Sea ice — simply frozen ocean water — around Antarctica is measured by its extent. This is the area of the ocean where at least 15% of the surface is frozen, according to NSIDC. Antarctic sea ice extent typically reaches its annual minimum in February, after melting during the spring and summer in the Southern Hemisphere.

Antarctic Daily Images_Feb 20 2024_National Snow and Ice Data Center
Antarctic sea ice extent for Feb. 20, 2024, was 768,000 square miles. The orange line shows the 1981 to 2010 average extent for that day.

The NSIDC reported that based on satellite imagery, scientists have determined that the minimum extent this year was 768,000 square miles as of Feb. 20, 2024. Most of the remaining sea ice is in the Weddell Sea, Amundsen Sea, and the Southern Ocean off of Victoria Land, with a few patches along the coasts of Enderby Land and Wilkes Land, the NSIDC reported.

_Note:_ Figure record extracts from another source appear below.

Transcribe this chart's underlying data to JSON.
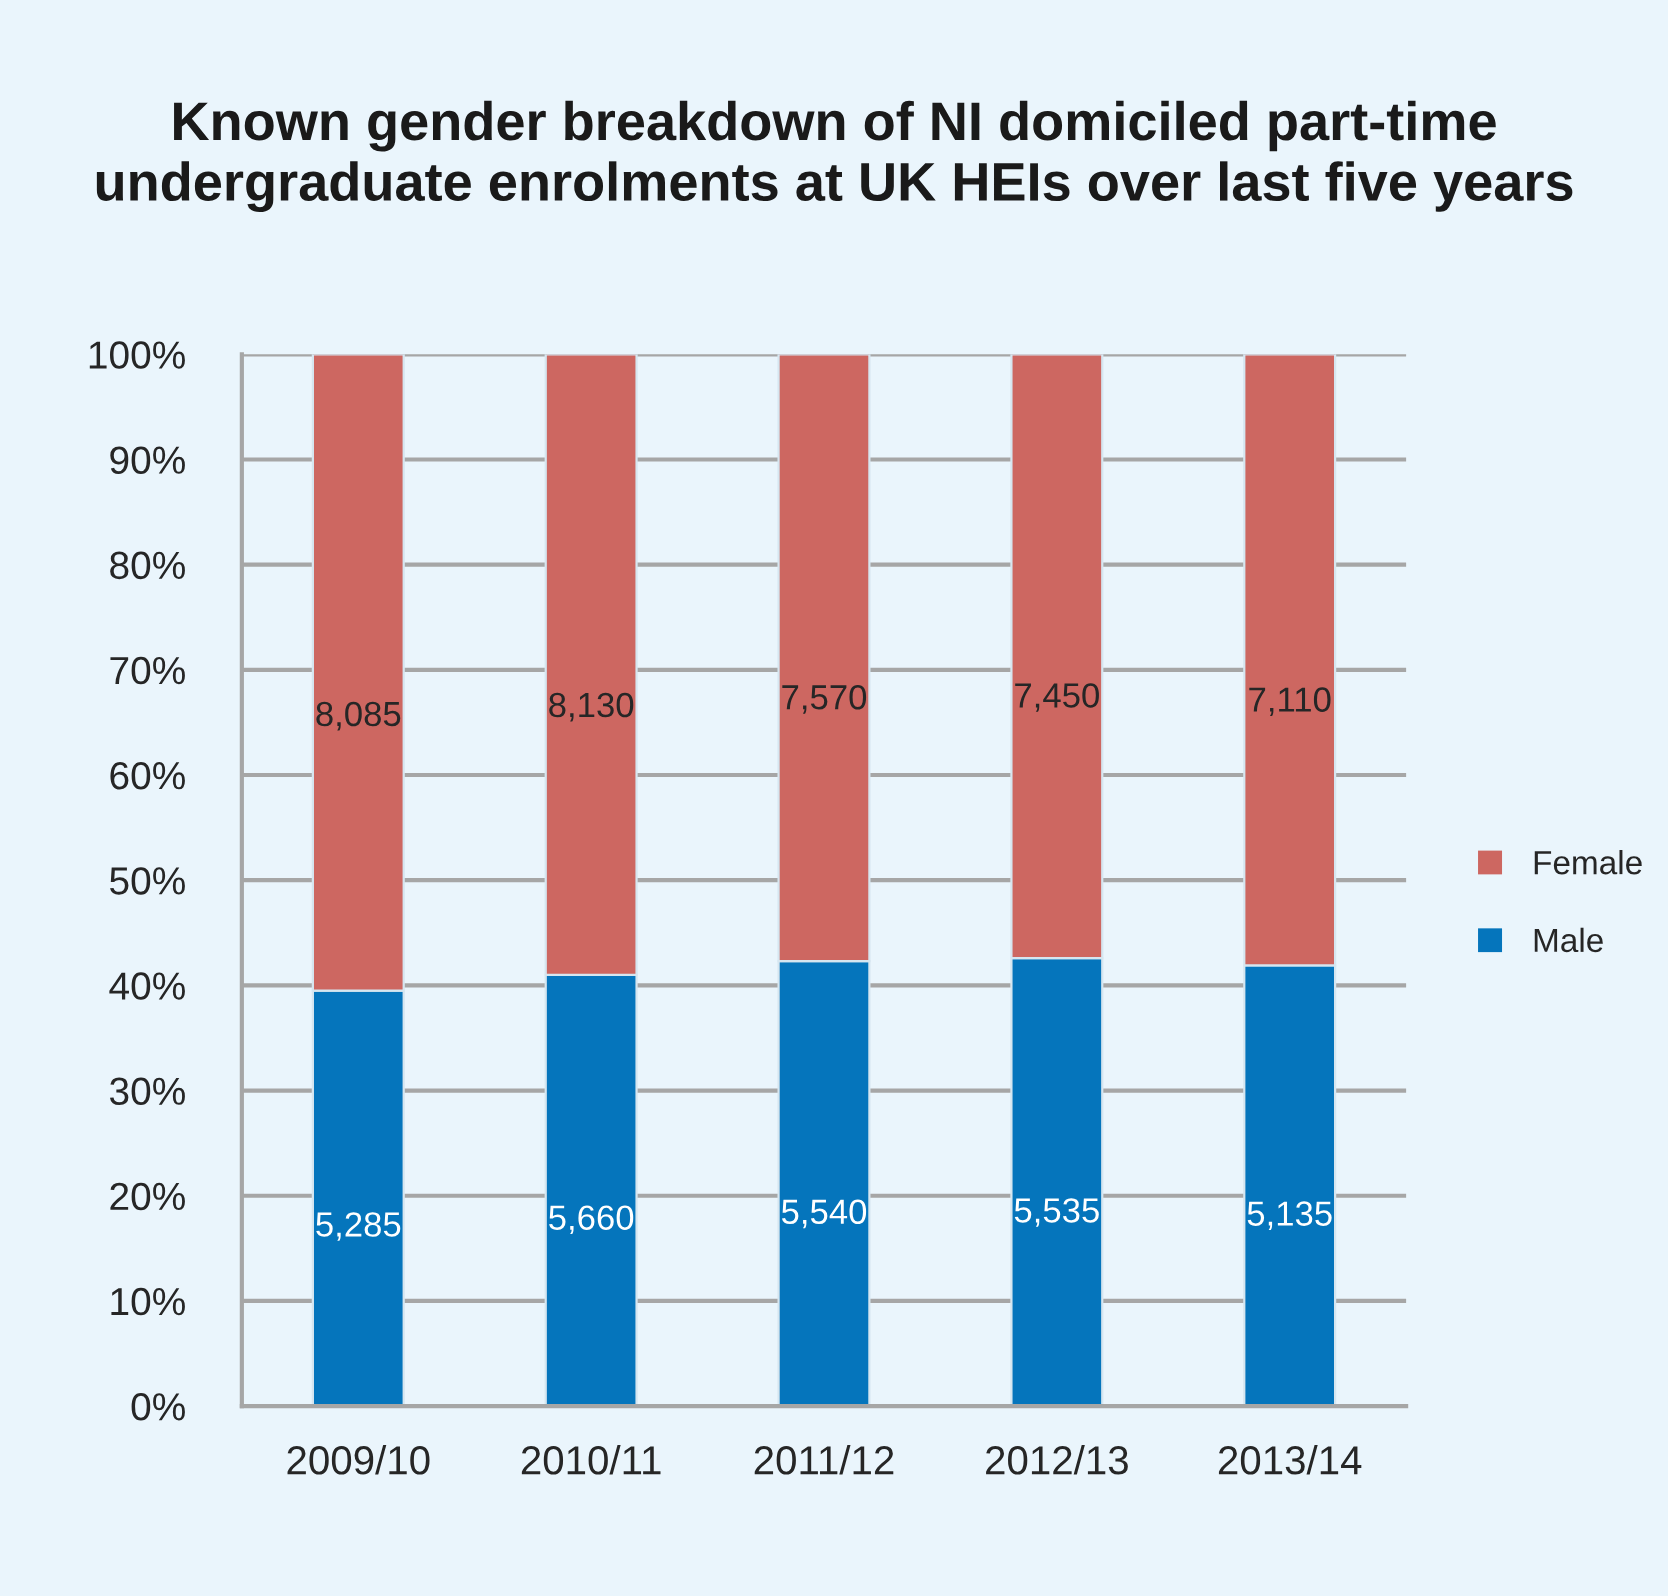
{
  "chart_data": {
    "type": "bar",
    "title": "Known gender breakdown of NI domiciled part-time\nundergraduate enrolments at UK HEIs over last five years",
    "categories": [
      "2009/10",
      "2010/11",
      "2011/12",
      "2012/13",
      "2013/14"
    ],
    "stacked": true,
    "series": [
      {
        "name": "Male",
        "color": "#0575bc",
        "values": [
          39.5,
          41.0,
          42.3,
          42.6,
          41.9
        ]
      },
      {
        "name": "Female",
        "color": "#cd6761",
        "values": [
          60.5,
          59.0,
          57.7,
          57.4,
          58.1
        ]
      }
    ],
    "annotations": [
      "5,285",
      "5,660",
      "5,540",
      "5,535",
      "5,135",
      "8,085",
      "8,130",
      "7,570",
      "7,450",
      "7,110"
    ],
    "ylim": [
      0,
      100
    ],
    "yticks": [
      {
        "value": 0,
        "label": "0%"
      },
      {
        "value": 10,
        "label": "10%"
      },
      {
        "value": 20,
        "label": "20%"
      },
      {
        "value": 30,
        "label": "30%"
      },
      {
        "value": 40,
        "label": "40%"
      },
      {
        "value": 50,
        "label": "50%"
      },
      {
        "value": 60,
        "label": "60%"
      },
      {
        "value": 70,
        "label": "70%"
      },
      {
        "value": 80,
        "label": "80%"
      },
      {
        "value": 90,
        "label": "90%"
      },
      {
        "value": 100,
        "label": "100%"
      }
    ],
    "grid": "y",
    "legend": "right"
  }
}
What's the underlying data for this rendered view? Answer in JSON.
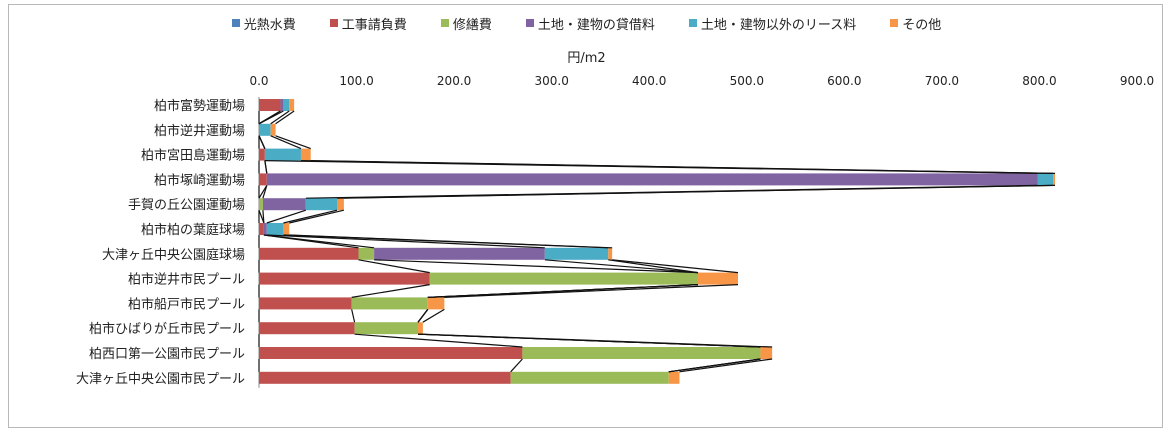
{
  "chart_data": {
    "type": "bar",
    "orientation": "horizontal",
    "stacked": true,
    "unit": "円/m2",
    "xlim": [
      0,
      900
    ],
    "xticks": [
      "0.0",
      "100.0",
      "200.0",
      "300.0",
      "400.0",
      "500.0",
      "600.0",
      "700.0",
      "800.0",
      "900.0"
    ],
    "categories": [
      "柏市富勢運動場",
      "柏市逆井運動場",
      "柏市宮田島運動場",
      "柏市塚崎運動場",
      "手賀の丘公園運動場",
      "柏市柏の葉庭球場",
      "大津ヶ丘中央公園庭球場",
      "柏市逆井市民プール",
      "柏市船戸市民プール",
      "柏市ひばりが丘市民プール",
      "柏西口第一公園市民プール",
      "大津ヶ丘中央公園市民プール"
    ],
    "series": [
      {
        "name": "光熱水費",
        "color": "#4f81bd",
        "values": [
          0,
          0,
          0,
          0,
          0,
          0,
          0,
          0,
          0,
          0,
          0,
          0
        ]
      },
      {
        "name": "工事請負費",
        "color": "#c0504d",
        "values": [
          22,
          0,
          6,
          8,
          0,
          5,
          102,
          175,
          95,
          98,
          270,
          258
        ]
      },
      {
        "name": "修繕費",
        "color": "#9bbb59",
        "values": [
          0,
          0,
          0,
          0,
          4,
          0,
          16,
          275,
          78,
          65,
          244,
          162
        ]
      },
      {
        "name": "土地・建物の貸借料",
        "color": "#8064a2",
        "values": [
          3,
          0,
          0,
          790,
          44,
          3,
          175,
          0,
          0,
          0,
          0,
          0
        ]
      },
      {
        "name": "土地・建物以外のリース料",
        "color": "#4bacc6",
        "values": [
          6,
          12,
          37,
          16,
          32,
          17,
          65,
          0,
          0,
          0,
          0,
          0
        ]
      },
      {
        "name": "その他",
        "color": "#f79646",
        "values": [
          5,
          5,
          10,
          2,
          7,
          6,
          4,
          41,
          17,
          5,
          12,
          11
        ]
      }
    ]
  }
}
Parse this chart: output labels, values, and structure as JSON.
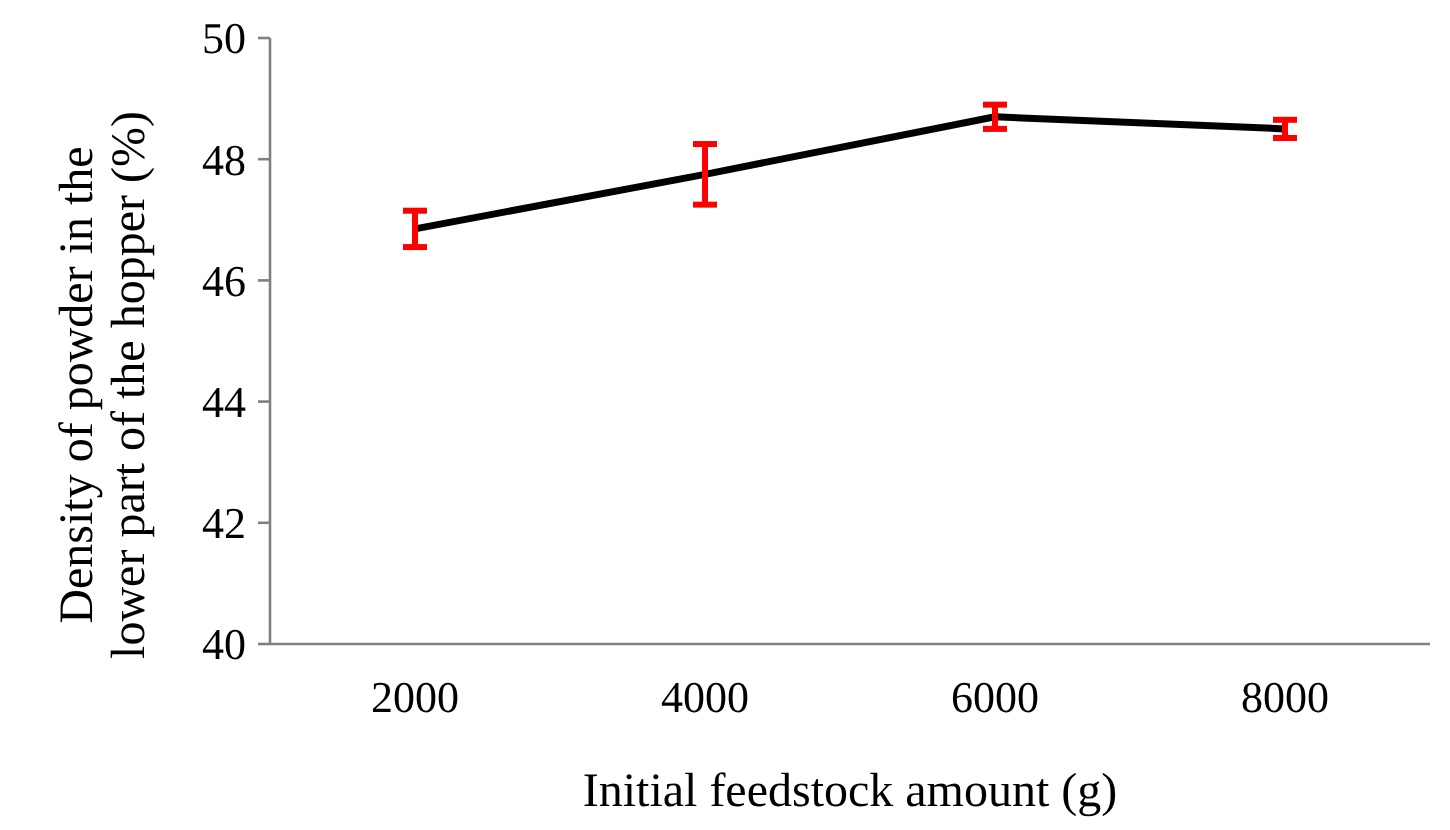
{
  "chart_data": {
    "type": "line",
    "xlabel": "Initial feedstock amount (g)",
    "ylabel": "Density of powder in the lower part of the hopper (%)",
    "categories": [
      "2000",
      "4000",
      "6000",
      "8000"
    ],
    "series": [
      {
        "color": "#000000",
        "values": [
          46.85,
          47.75,
          48.7,
          48.5
        ],
        "errors": [
          0.3,
          0.5,
          0.2,
          0.15
        ]
      }
    ],
    "ylim": [
      40,
      50
    ],
    "yticks": [
      40,
      42,
      44,
      46,
      48,
      50
    ],
    "grid": false,
    "line_style": "solid"
  }
}
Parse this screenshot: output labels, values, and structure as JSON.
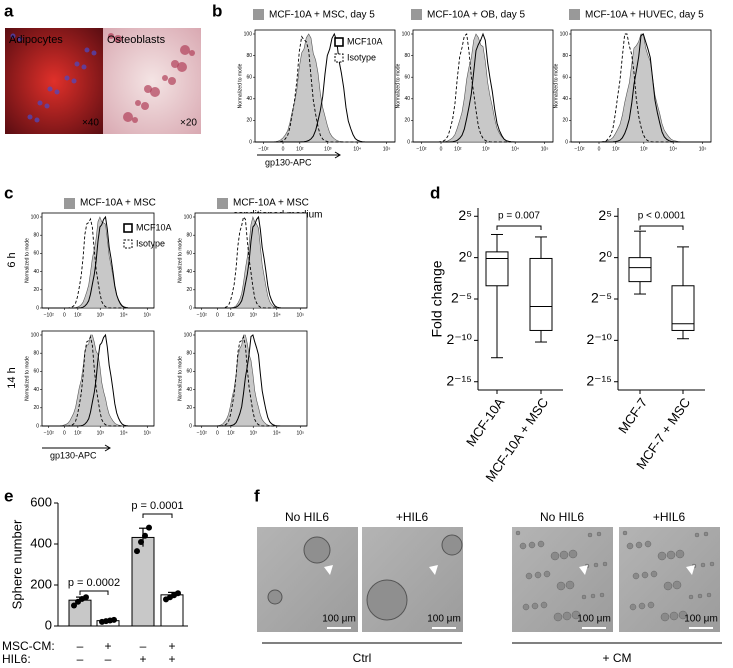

This year's minimum ties with 2022 for the second-lowest in the 46 years of satellite records, the NSIDC said. The record low was 2023, when Antarctic sea ice extent was calculated at 691,000 square miles on Feb. 21, 2023.

In addition, NSIDC said five of the lowest Antarctic sea ice extents on record have happened since 2017.

"With this series of low years, the trend in Antarctic minimum extent is negative and it is natural to speculate if this decline is significant," the organization said. "However, the period since 2017 is still too short to assess if these recent low extents indicate a clear decreasing signal; the magnitude of the trend is still small relative to the year-to-year variations in the ice cover."

antarctic annual minimum sea ice extent_NSIDC
This graph shows Antarctic annual sea ice minimum extent, depicted as black diamonds, from 1979 to 2024, based on a 5-day running average of daily extent. The linear trend line is in blue with a 1.7 percent per decade downward trend, which is not statistically significant. A five-year running average is shown in red.

Ted Scambos, senior research scientist with the Cooperative Institute for Research in Environmental Sciences (CIRES), said that the continent's low sea ice extent in 2023 paired with the low 2024 minimum "is nothing short of shocking."

"But Antarctica has shown huge sea ice variability in the recent past — setting record highs just 10 years ago," he said. "Connecting what we see in the sea ice with ocean changes is probably the key to understanding the cause, and the likelihood of persistence.”

arctic sea ice_National Snow and Ice Data Center
A close up shows the multilayered facets of Arctic sea ice, revealing various ice and snow properties within the layers.

Antarctica stores about 80% of the planet's freshwater in its ice.

The NSIDC, which is part of the CIRES at CU Boulder, said it plans to release a full analysis on this year's ice conditions, plus a look at the winter ahead. That will be published in a March article on its Arctic Sea Ice News and Analysis page, which is partly supported by NASA.